Went to see the movie Priscilla last weekend. It was very different from the Elvis blockbuster of last year. Priscilla was the Steak to the Sizzle known as Elvis.
Apparently, the musician was talented, tormented and totally whacked (on drugs and out of his mind) most days. What he portrayed in public and how he made so many millions were diametrically different from the real person he was.
I’ll bet you even read some of the coverage around Matthew Perry over the last few weeks. The Hollywood guy who led a separate life in and out of rehab. Wanted to be known for helping fellow addicts, NOT as 1/6th of the Friends combo.
This week, I was emailed the following story about a writer interviewing a very famous Hollywood actress.
“I think the most vulgar thing about Hollywood is the way it believes its own gossip,” she told me that day. “I know a lot of men fantasize about me; that’s how Hollywood gossip becomes Hollywood history.”
“Is that why you want to write a book?” I asked warily. “You want to put the record straight?”
“I’m broke, honey. I either write the book or sell the jewels.” I was surprised at the frankness with which she admitted it. “And I’m kinda sentimental about the jewels,” she added.
She spoke about her third marriage.
“Frank and I had been married barely a couple of years. The marriage was obviously unravelling even then. I’m just surprised it lasted as long as it did. It was a bad time for Frank. Poor darling, he was so insecure. He was broke. He didn’t have a job. He was hanging on to his place in Palm Springs by the skin of his teeth. It was the last real asset he had.
If he’d lost that, it would have been the end of the line for him. He had made a lot of enemies in his good years before the bobby-soxers found somebody new to throw their panties at. Nobody wanted to be around him. There were no hangers-on. He didn’t amuse them anymore. He couldn’t lift a check. There was nobody but me. He had burned most of his bridges with the press. There was a catalogue of disasters: His voice had gone. MGM had let him go. His agent had let him go. So had CBS.

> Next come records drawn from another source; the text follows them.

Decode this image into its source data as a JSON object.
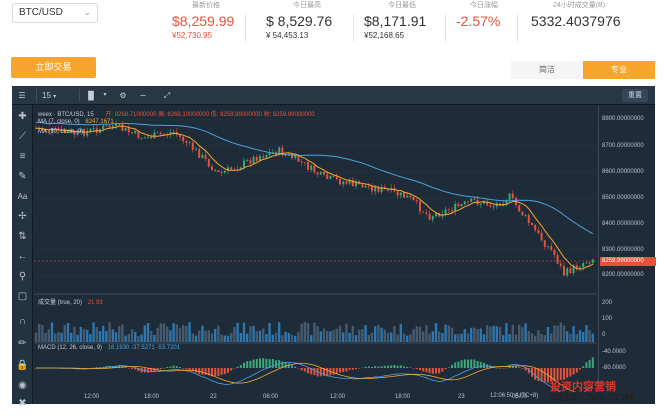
{
  "pair": {
    "label": "BTC/USD"
  },
  "stats": [
    {
      "label": "最新价格",
      "value": "$8,259.99",
      "sub": "¥52,730.95",
      "tone": "red"
    },
    {
      "label": "今日最高",
      "value": "$ 8,529.76",
      "sub": "¥ 54,453.13",
      "tone": "normal"
    },
    {
      "label": "今日最低",
      "value": "$8,171.91",
      "sub": "¥52,168.65",
      "tone": "normal"
    },
    {
      "label": "今日涨幅",
      "value": "-2.57%",
      "sub": "",
      "tone": "red"
    },
    {
      "label": "24小时成交量(B)",
      "value": "5332.4037976",
      "sub": "",
      "tone": "normal"
    }
  ],
  "trade_button": "立即交易",
  "mode_tabs": [
    {
      "label": "简洁",
      "active": false
    },
    {
      "label": "专业",
      "active": true
    }
  ],
  "toolbar": {
    "interval": "15",
    "reset": "重置"
  },
  "chart": {
    "symbol_legend": "weex · BTC/USD, 15",
    "ohlc_legend": "开: 8268.71000000 高: 8269.10000000 低: 8259.99000000 收: 8259.99000000",
    "ma7_legend": "MA (7, close, 0)",
    "ma7_value": "8247.1671",
    "ma30_legend": "MA (30, close, 0)",
    "volume_legend": "成交量 (true, 20)",
    "volume_values": "21   93",
    "macd_legend": "MACD (12, 26, close, 9)",
    "macd_values": "16.1930   -37.5271   -53.7201",
    "current_price_tag": "8259.99000000",
    "price_ticks": [
      "8800.00000000",
      "8700.00000000",
      "8600.00000000",
      "8500.00000000",
      "8400.00000000",
      "8300.00000000",
      "8200.00000000"
    ],
    "volume_ticks": [
      "200",
      "100",
      "0"
    ],
    "macd_ticks": [
      "-40.0000",
      "-80.0000"
    ],
    "time_ticks": [
      "12:00",
      "18:00",
      "22",
      "06:00",
      "12:00",
      "18:00",
      "23",
      "06:00"
    ],
    "clock": "12:06:50 (UTC+8)",
    "colors": {
      "up": "#e5523b",
      "down": "#3aa876",
      "ma7": "#f7a52c",
      "ma30": "#4aa3df",
      "bg": "#1e2b38"
    }
  },
  "watermark": {
    "line1": "投资内容营销",
    "line2": "DEDECMS.COM"
  }
}
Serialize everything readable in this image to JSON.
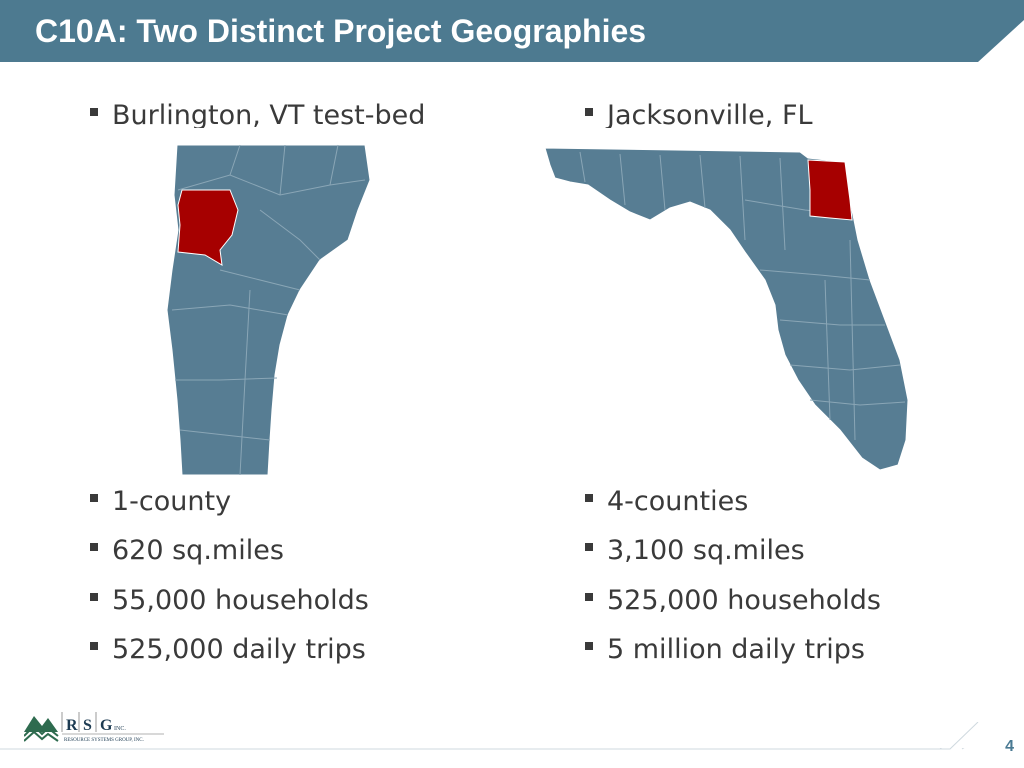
{
  "slide": {
    "title": "C10A: Two Distinct Project Geographies",
    "page_number": "4"
  },
  "left_column": {
    "heading": "Burlington, VT test-bed",
    "bullets": [
      "1-county",
      "620 sq.miles",
      "55,000 households",
      "525,000 daily trips"
    ]
  },
  "right_column": {
    "heading": "Jacksonville, FL",
    "bullets": [
      "4-counties",
      "3,100 sq.miles",
      "525,000 households",
      "5 million daily trips"
    ]
  },
  "logo": {
    "letters": [
      "R",
      "S",
      "G"
    ],
    "suffix": "INC.",
    "tagline": "RESOURCE SYSTEMS GROUP, INC."
  },
  "colors": {
    "title_bar": "#4d7a90",
    "map_fill": "#577d93",
    "highlight": "#a60000",
    "text": "#3a3a3a"
  }
}
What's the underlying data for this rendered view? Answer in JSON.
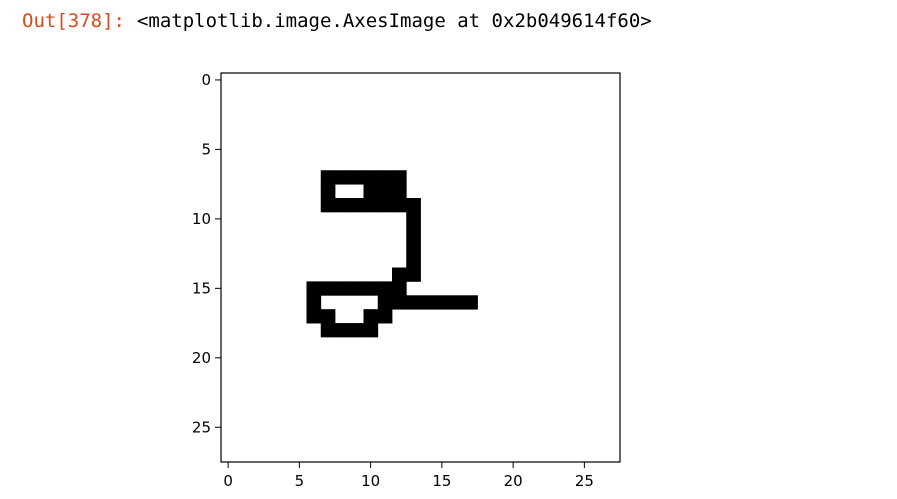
{
  "cell": {
    "prompt": "Out[378]:",
    "text": "<matplotlib.image.AxesImage at 0x2b049614f60>"
  },
  "chart_data": {
    "type": "heatmap",
    "title": "",
    "xlabel": "",
    "ylabel": "",
    "xlim": [
      -0.5,
      27.5
    ],
    "ylim": [
      27.5,
      -0.5
    ],
    "xticks": [
      0,
      5,
      10,
      15,
      20,
      25
    ],
    "yticks": [
      0,
      5,
      10,
      15,
      20,
      25
    ],
    "grid": false,
    "colormap": "gray_r",
    "pixel_color": "#000000",
    "background_color": "#ffffff",
    "shape": [
      28,
      28
    ],
    "ink_pixels": [
      [
        7,
        7
      ],
      [
        7,
        8
      ],
      [
        7,
        9
      ],
      [
        7,
        10
      ],
      [
        7,
        11
      ],
      [
        7,
        12
      ],
      [
        8,
        7
      ],
      [
        8,
        10
      ],
      [
        8,
        11
      ],
      [
        8,
        12
      ],
      [
        9,
        7
      ],
      [
        9,
        8
      ],
      [
        9,
        9
      ],
      [
        9,
        10
      ],
      [
        9,
        11
      ],
      [
        9,
        12
      ],
      [
        9,
        13
      ],
      [
        10,
        13
      ],
      [
        11,
        13
      ],
      [
        12,
        13
      ],
      [
        13,
        13
      ],
      [
        14,
        12
      ],
      [
        14,
        13
      ],
      [
        15,
        6
      ],
      [
        15,
        7
      ],
      [
        15,
        8
      ],
      [
        15,
        9
      ],
      [
        15,
        10
      ],
      [
        15,
        11
      ],
      [
        15,
        12
      ],
      [
        16,
        6
      ],
      [
        16,
        11
      ],
      [
        16,
        12
      ],
      [
        16,
        13
      ],
      [
        16,
        14
      ],
      [
        16,
        15
      ],
      [
        16,
        16
      ],
      [
        16,
        17
      ],
      [
        17,
        6
      ],
      [
        17,
        7
      ],
      [
        17,
        10
      ],
      [
        17,
        11
      ],
      [
        18,
        7
      ],
      [
        18,
        8
      ],
      [
        18,
        9
      ],
      [
        18,
        10
      ]
    ]
  }
}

On top of all that, the poor bastard suffered a hemorrhage of his vocal cords and couldn’t talk, let alone sing, for about six weeks. That’s when I saw through those people. I saw through Hollywood. Naive little country girl that I was, I saw through all the phoniness, all the crap.”
If you are of a certain age, you’ll immediately recognize the name of the lady who spoke. Ava Gardner. At her peak, she was the reigning pin-up model and sex goddess. The husband she was referring to was Frank Sinatra, the most popular and best-selling singer of his time. He used to attract hordes of screaming, swooning adolescent girls.
So, how come I am sharing three stories about Hollywood stars?
And my point is
Because even today, we, the mere cogs in society, remain fascinated by the rich and famous. And we, the ones with no influence, power, wealth and fame, need to understand that the grass is NEVER greener on the other side. Like all things, there is a cost attached to fame.
And even the people in our lives who we think have it amazingly easy have issues.
Human beings are absolutely brilliant at hiding their problems and showcasing their triumphs (both real and manufactured). They are increasingly afraid to let their hair down for fear of being judged harshly. Both men and women. Yes, both.
So next time you think you are not enough, could you take a pause? And breathe. You are normal, sane and flawsomely imperfect. NOBODY has it better than you. But lots of somebodies have it worse.
Can you spread more of what you’ve got around? Because THAT is what is needed. More now than ever before.